Entre pouvoir médical, morale judéo-chrétienne et austérité à l’hôpital, il est décidément bien difficile de faire avancer le droit de mourir dans la dignité en France. Soulager les douleurs de fin de vie, peut-être, mais pour ce qui est d’accorder aux individus le droit de choisir leur mort, et leur en fournir les moyens, le chemin semble encore long du côté de l’Assemblée nationale.
Chaque année en France, il y a autour de 7 000 à 8 000 euthanasies, qui se font dans le silence, laissant seuls face à leurs décisions médecins et équipes soignantes. Pourtant la population est massivement favorable à l’euthanasie. Dans un sondage Ifop réalisé pour l’Association pour le droit de mourir dans la dignité, 96 % des personnes interrogées sont favorables à ce que « la loi française autorise les médecins à mettre fin, sans souffrance, à la vie des personnes atteintes de maladies insupportables et incurables, si elles le demandent ». Mais l’Assemblée vient encore de rater une occasion de rattraper le retard français en matière de droit à mourir dans la dignité.
Obstruction parlementaire
Cinq ans après la loi Claeys-Leonetti, qui ouvrait enfin la porte à la sédation profonde et continue, pouvant aller jusqu’à la mort, mais qui refusait toujours l’euthanasie active, le débat est rouvert à l’Assemblée par une proposition de loi présentée par Olivier Falorni, du groupe Libertés et Territoire. Mais aussitôt refermée en raison de l’obstruction des milliers d’amendements déposés par cinq députés LR, au grand soulagement hypocrite du gouvernement, qui ne voulait pas de ce débat, comme l’a reconnu Olivier Véran. Le projet de loi ouvrait enfin la possibilité d’une « assistance médicalisée active à mourir » pour « toute personne capable et majeure », « en phase avancée ou terminale d’une affection grave et incurable […] provoquant une souffrance physique ou psychique qui ne peut être apaisée ou qu’elle juge insupportable ». Une position partagée à l’Assemblée, par delà les courants politiques, puisque l’amendement qui reprenait ces éléments a été largement adopté, 240 pour et seulement 48 contre. Mais le débat a dû s’arrêter à minuit, comme il est de règle pour les niches parlementaires. Le texte n’a donc pas pu être adopté, et il ne sera pas représenté par le gouvernement. Un gouvernement qui préfère botter en touche, en promettant une augmentation du budget des soins palliatifs, et en annonçant enfin l’autorisation en médecine de ville du midazolam, un puissant sédatif autorisé depuis la loi Claeys-Leonetti de 2016 pour la sédation profonde.

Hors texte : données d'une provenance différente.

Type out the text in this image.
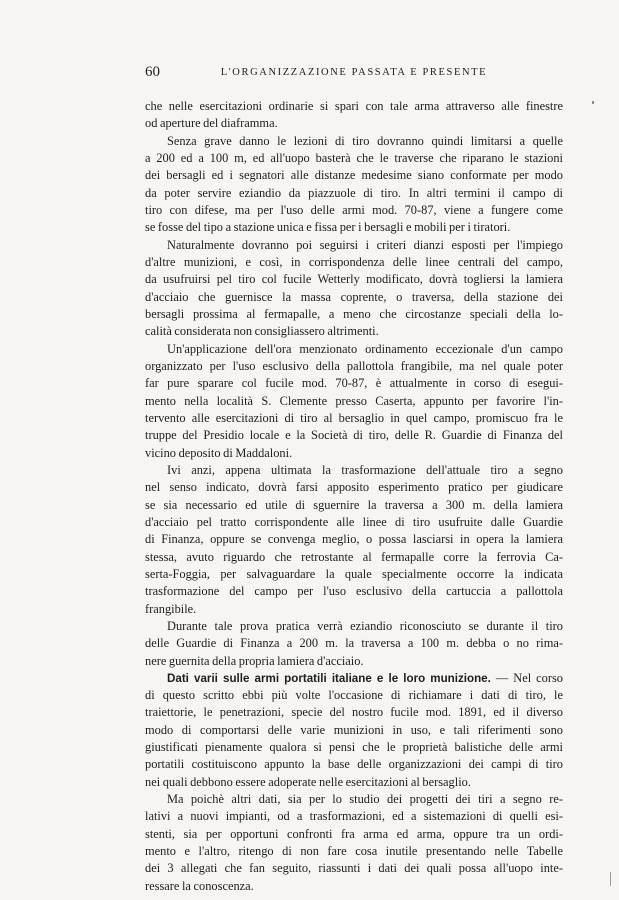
60	L'ORGANIZZAZIONE PASSATA E PRESENTE
che nelle esercitazioni ordinarie si spari con tale arma attraverso alle finestre
od aperture del diaframma.
Senza grave danno le lezioni di tiro dovranno quindi limitarsi a quelle
a 200 ed a 100 m, ed all'uopo basterà che le traverse che riparano le stazioni
dei bersagli ed i segnatori alle distanze medesime siano conformate per modo
da poter servire eziandio da piazzuole di tiro. In altri termini il campo di
tiro con difese, ma per l'uso delle armi mod. 70-87, viene a fungere come
se fosse del tipo a stazione unica e fissa per i bersagli e mobili per i tiratori.
Naturalmente dovranno poi seguirsi i criteri dianzi esposti per l'impiego
d'altre munizioni, e così, in corrispondenza delle linee centrali del campo,
da usufruirsi pel tiro col fucile Wetterly modificato, dovrà togliersi la lamiera
d'acciaio che guernisce la massa coprente, o traversa, della stazione dei
bersagli prossima al fermapalle, a meno che circostanze speciali della lo-
calità considerata non consigliassero altrimenti.
Un'applicazione dell'ora menzionato ordinamento eccezionale d'un campo
organizzato per l'uso esclusivo della pallottola frangibile, ma nel quale poter
far pure sparare col fucile mod. 70-87, è attualmente in corso di esegui-
mento nella località S. Clemente presso Caserta, appunto per favorire l'in-
tervento alle esercitazioni di tiro al bersaglio in quel campo, promiscuo fra le
truppe del Presidio locale e la Società di tiro, delle R. Guardie di Finanza del
vicino deposito di Maddaloni.
Ivi anzi, appena ultimata la trasformazione dell'attuale tiro a segno
nel senso indicato, dovrà farsi apposito esperimento pratico per giudicare
se sia necessario ed utile di sguernire la traversa a 300 m. della lamiera
d'acciaio pel tratto corrispondente alle linee di tiro usufruite dalle Guardie
di Finanza, oppure se convenga meglio, o possa lasciarsi in opera la lamiera
stessa, avuto riguardo che retrostante al fermapalle corre la ferrovia Ca-
serta-Foggia, per salvaguardare la quale specialmente occorre la indicata
trasformazione del campo per l'uso esclusivo della cartuccia a pallottola
frangibile.
Durante tale prova pratica verrà eziandio riconosciuto se durante il tiro
delle Guardie di Finanza a 200 m. la traversa a 100 m. debba o no rima-
nere guernita della propria lamiera d'acciaio.
Dati varii sulle armi portatili italiane e le loro munizione. — Nel corso
di questo scritto ebbi più volte l'occasione di richiamare i dati di tiro, le
traiettorie, le penetrazioni, specie del nostro fucile mod. 1891, ed il diverso
modo di comportarsi delle varie munizioni in uso, e tali riferimenti sono
giustificati pienamente qualora si pensi che le proprietà balistiche delle armi
portatili costituiscono appunto la base delle organizzazioni dei campi di tiro
nei quali debbono essere adoperate nelle esercitazioni al bersaglio.
Ma poichè altri dati, sia per lo studio dei progetti dei tiri a segno re-
lativi a nuovi impianti, od a trasformazioni, ed a sistemazioni di quelli esi-
stenti, sia per opportuni confronti fra arma ed arma, oppure tra un ordi-
mento e l'altro, ritengo di non fare cosa inutile presentando nelle Tabelle
dei 3 allegati che fan seguito, riassunti i dati dei quali possa all'uopo inte-
ressare la conoscenza.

Soulager la souffrance ne suffit pas toujours
Les soins palliatifs sont les parents pauvres de la médecine, victimes de la faiblesse de la formation médicale sur le sujet, de la faiblesse du travail d’équipe en médecine de ville. Victimes aussi du Covid-19, qui a vu beaucoup de patientEs âgés mourir seuls et sans réel accompagnement. Mais surtout victimes de l’austérité, organisée par les gouvernements, dont celui de Macron-Véran ! 26 départements ne possèdent pas d’unité de soins palliatifs et seulement 30 % de la population y a accès ! Même l’Inspection générale des affaires sociales est obligée de reconnaître que « le déficit en personnels spécialisés en soins palliatifs persiste voire s’aggrave ». Alors promettre, pour demain, une augmentation des budgets ne serait pas du luxe. Mais si l’amélioration de la prise en charge en soins palliatifs, pour prévenir et soulager les souffrances psychiques et physiques des personnes en fin de vie, est indispensable pour les personnes, les familles, et les équipes soignantes épuisées, cela ne répond pas à l’ensemble des questions. Soulager la souffrance ne suffit pas toujours. Certaines personnes souhaitent aussi le droit de choisir leur mort, leur ultime liberté. Une liberté qui gagne du terrain. Après le Bénélux, la Belgique, ce sont l’Italie, l’Espagne et le Portugal qui viennent récemment de voter des lois qui autorisent « la mort médicalement assistée ». On attend toujours une loi visant à légaliser l’euthanasie, le suicide assisté et qui assure vraiment un accès universel aux soins palliatifs.